Numa folha bastarda de um livro de Borges, descubro a
figura austera de uma Enciclopédia
Universal dos Periódicos Mortos. Folheio avidamente o volume relativo à
letra jota — e deparo-me, sem surpresa, com um certo verbete irreverente:
«Jornal dos
Arcos» — Título vila-condense, de alcance escolar, cujo ciclo vital irrompeu em
janeiro de dois mil e cinco e veio a desaguar, sem mágoa, em junho de dois mil
e treze. No decurso dos seus oito anos de existência, floriram dezassete
edições (correspondentes a um total de duzentas e setenta e duas páginas
impressas a preto e branco). Com periodicidade bianual e uma tiragem média de
quatrocentos exemplares, tornou-se rapidamente a janela aberta e a «imagem de
marca» da Escola Secundária D. Afonso Sanches. Sob a direção de Eurico de
Carvalho, desenvolveu-se um meritório trabalho de equipa, para o qual
contribuíram, em particular, o notável rigor editorial de Manuel Fontão e a
exigente imaginação gráfica de Alberto Oliveira e Rui Santos. Passaram a ser
parte, portanto, não sendo cega a musa da História, do áureo friso de uma
monografia vindoura.
É verdade, então, que os jornais também morrem. Em toda a minha vida, que
vai a caminho do meio século, soçobraram à fúria do capital e do tempo inúmeros
títulos. É por ser demasiadamente longo o necrológio que posso citar alguns de
memória: «O Comércio do Porto», a «Gazeta dos Desportos», o «Diário de Lisboa»,
o «Diário Popular», o «Independente», o «Tempo», «A Capital» e, acima de todos,
«O Jornal». Mas se era a sua leitura, para mim, um ritual hebdomadário, isso
apenas se devia a um senhor que escrevia
na água e se chamava Abelaira. Simplesmente imperdível!

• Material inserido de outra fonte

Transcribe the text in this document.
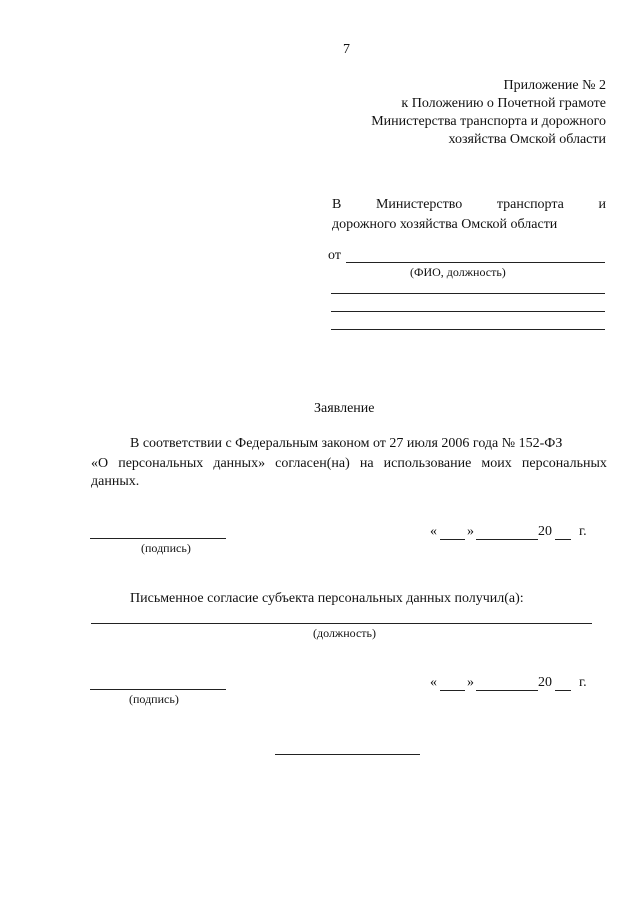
7
Приложение № 2
к Положению о Почетной грамоте
Министерства транспорта и дорожного
хозяйства Омской области
В Министерство транспорта и
дорожного хозяйства Омской области
от
(ФИО, должность)
Заявление
В соответствии с Федеральным законом от 27 июля 2006 года № 152-ФЗ
«О персональных данных» согласен(на) на использование моих персональных
данных.
(подпись)
« »	20 г.
Письменное согласие субъекта персональных данных получил(а):
(должность)
(подпись)
« »	20 г.
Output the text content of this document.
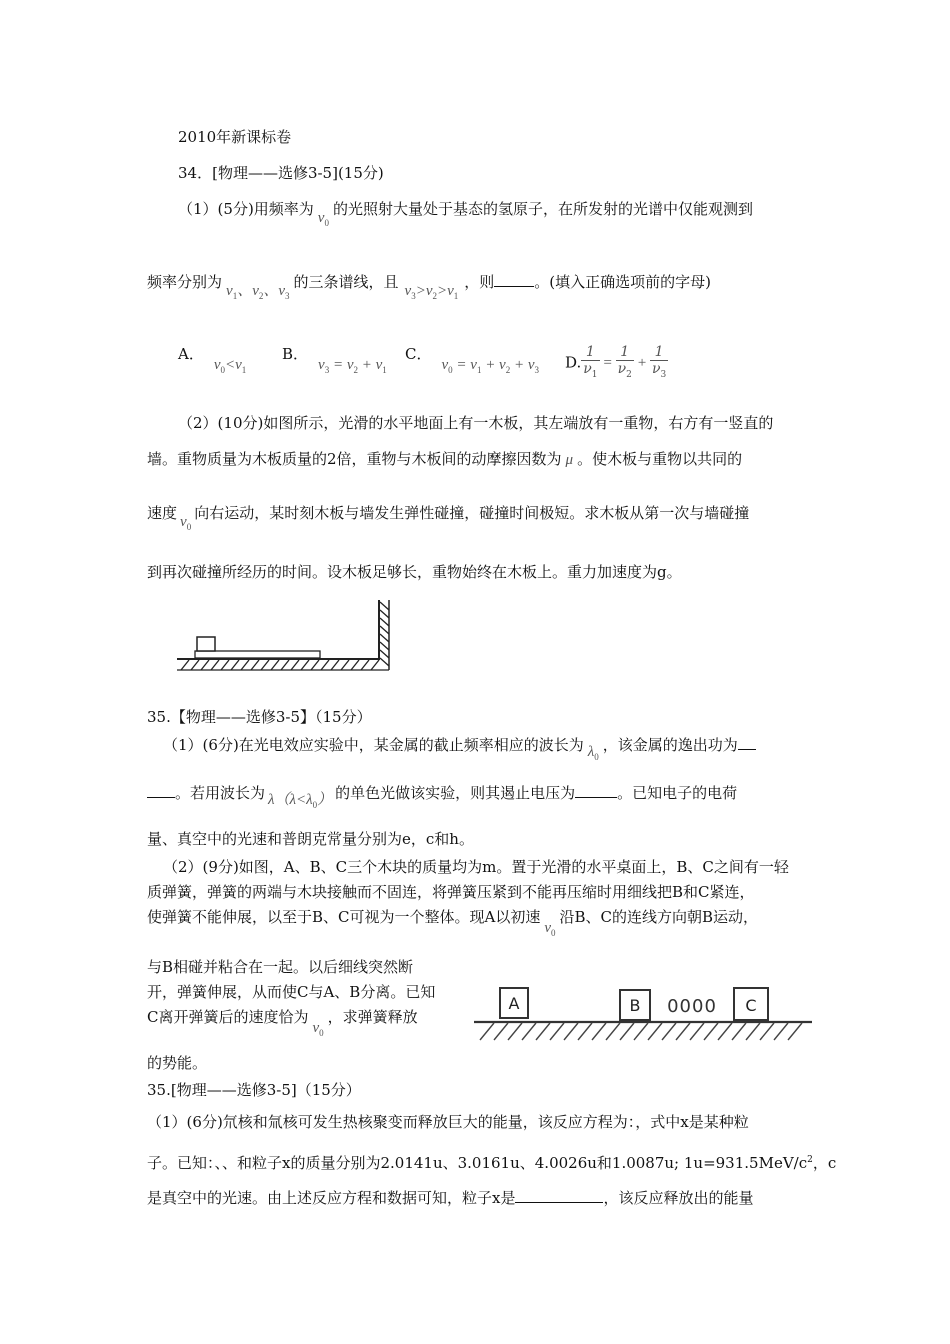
2010年新课标卷
34．[物理——选修3-5](15分)
（1）(5分)用频率为 $\nu_0$的光照射大量处于基态的氢原子，在所发射的光谱中仅能观测到
频率分别为 $\nu_1$、$\nu_2$、$\nu_3$的三条谱线，且 $\nu_3>\nu_2>\nu_1$，则	。(填入正确选项前的字母)
A．$\nu_0<\nu_1$
B．$\nu_3 = \nu_2 + \nu_1$
C．$\nu_0 = \nu_1 + \nu_2 + \nu_3$ D. $\frac{1}{\nu_1} = \frac{1}{\nu_2} + \frac{1}{\nu_3}$
（2）(10分)如图所示，光滑的水平地面上有一木板，其左端放有一重物，右方有一竖直的
墙。重物质量为木板质量的2倍，重物与木板间的动摩擦因数为 μ 。使木板与重物以共同的
速度 $v_0$向右运动，某时刻木板与墙发生弹性碰撞，碰撞时间极短。求木板从第一次与墙碰撞
到再次碰撞所经历的时间。设木板足够长，重物始终在木板上。重力加速度为g。
35.【物理——选修3-5】（15分）
（1）(6分)在光电效应实验中，某金属的截止频率相应的波长为 $\lambda_0$，该金属的逸出功为
。若用波长为 $\lambda(\lambda<\lambda_0)$ 的单色光做该实验，则其遏止电压为	。已知电子的电荷
量、真空中的光速和普朗克常量分别为e，c和h。
（2）(9分)如图，A、B、C三个木块的质量均为m。置于光滑的水平桌面上，B、C之间有一轻
质弹簧，弹簧的两端与木块接触而不固连，将弹簧压紧到不能再压缩时用细线把B和C紧连，
使弹簧不能伸展，以至于B、C可视为一个整体。现A以初速$v_0$沿B、C的连线方向朝B运动，
与B相碰并粘合在一起。以后细线突然断
开，弹簧伸展，从而使C与A、B分离。已知
C离开弹簧后的速度恰为$v_0$，求弹簧释放
的势能。
A	B 0000 C
35.[物理——选修3-5]（15分）
（1）(6分)氘核和氚核可发生热核聚变而释放巨大的能量，该反应方程为：，式中x是某种粒
子。已知：、、和粒子x的质量分别为2.0141u、3.0161u、4.0026u和1.0087u; $1u=931.5MeV/c^2$，c
是真空中的光速。由上述反应方程和数据可知，粒子x是	，该反应释放出的能量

Do mesmo modo, imagino agora o leitor ideal do «Jornal dos Arcos», i.e., antecipando com volúpia o prazer
de ler, por exemplo, os artigos acerca do nosso patrono da autoria de Fernando
Nabais. Imagino-o igualmente a tentar adivinhar os temas de capa. E foram
tantos! De resto, não será de mais lembrá-los: «D.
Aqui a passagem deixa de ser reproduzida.